Yesterday, I posted a picture of an empty swimming pool. Unlike the earlier sunset snap giveaway, if you steal this one you will be hearing from my legal advisors. I am considering registering a single glyph as my legal name (I think © has a certain je ne sais quoi and by the way, it is written as Kopee Wright in long form) and from here on in, I intend to take pictures that are about nothing. By so doing, I expect to be rewarded with huge amounts of money.
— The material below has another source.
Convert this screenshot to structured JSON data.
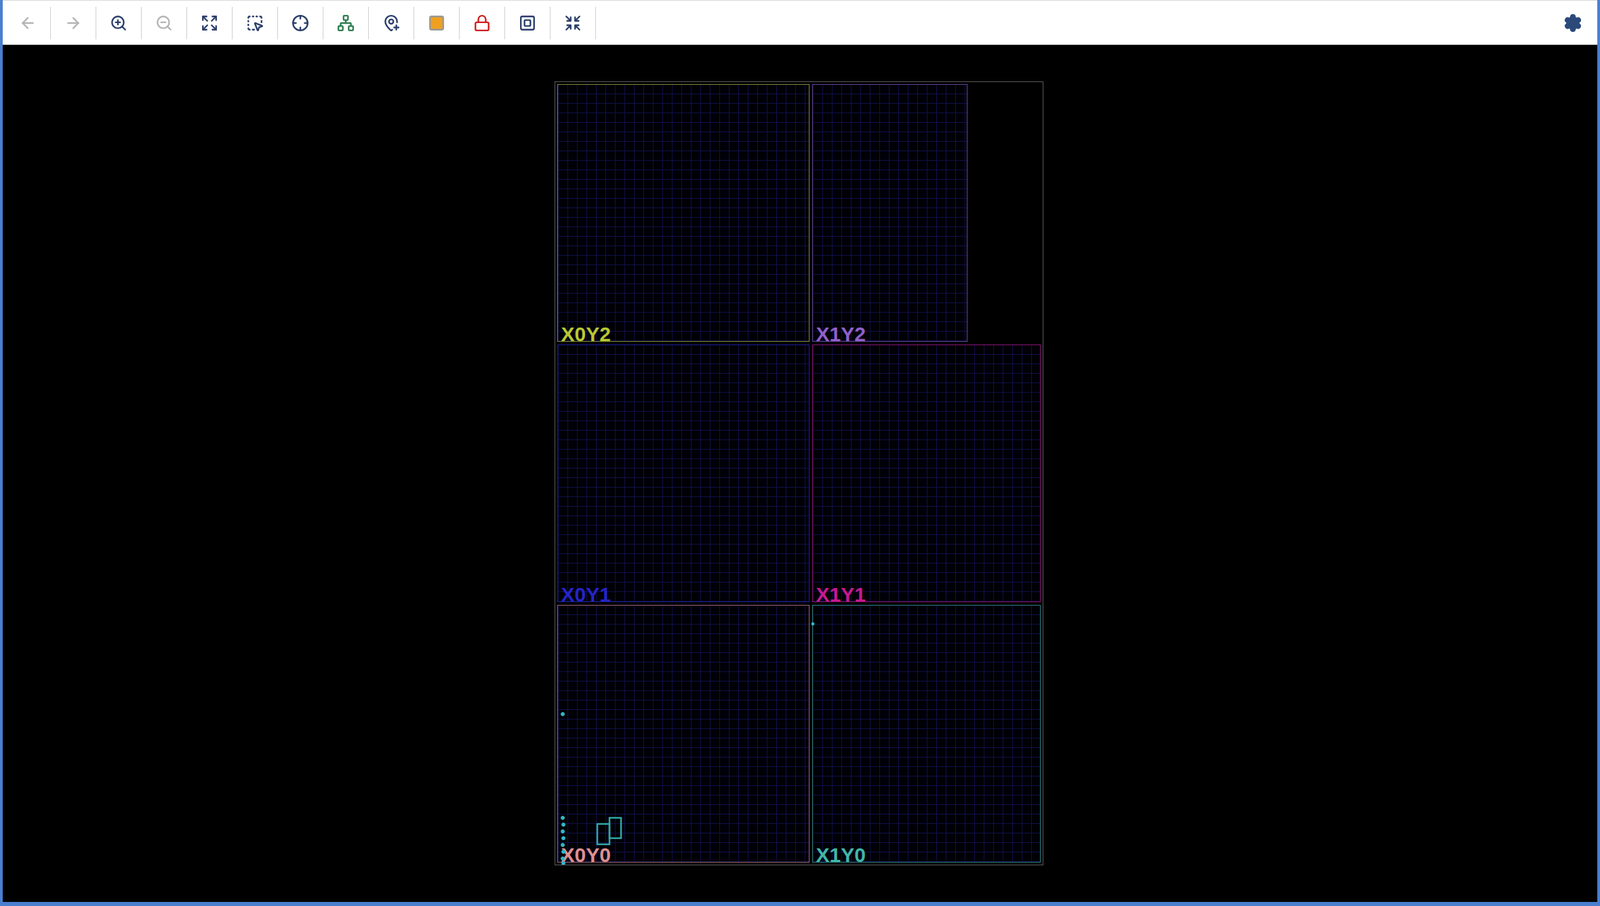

Laura Cumming in the Observer asks, "Better Than a Poke in the Eye?" (neglecting to include "with a Pointy Stick", which is the best part of the phrase in my opinion) and discusses G&G having the "biggest-ever show at Tate Modern". Clearly, this couple is successful in the art world, or at least it was in 2007. For hoi polloi, an online purview of the exhibition is available: there is a room guide and Room No.4 is the one containing 'Dusty Corners' and 'Bare Boards'. Charlotte Higgins, coming streetwise from the left wing Guardian, alludes alliteratively to, "Tasting triumph: Gilbert and George relish their retrospective at the Tate".
If all this is a little effete for your tastes, repair to the TerribleRealEstateAgentPhotos.com blog. There you may sample pictures that are similar to the sort I intend to take in my quest for wealth beyond the dreams of a Croesus, generated by art pictures about nothing. The real estate agents (realtors in America) who took the pictures are patently not artists. There is no gimmick, and none of that other requirement, presentation. To succeed the pictures should be visually recognizable as art (monochrome is always a good start) and produced by some process that sounds as though it is beyond the means of an average photo snapper; G&G seem to have a fondness for the "gelatin silver print" process as we call it in the world of high art: you would call it "photographic paper".
Be assured that if I succeed in my new venture, it will not go to my head or change me in any way: I intend to remain the same mean, despicable, curmudgeonly misanthropist that you have grown to know and love… or at least to fearfully respect for my capacity to embarrass you in social situations.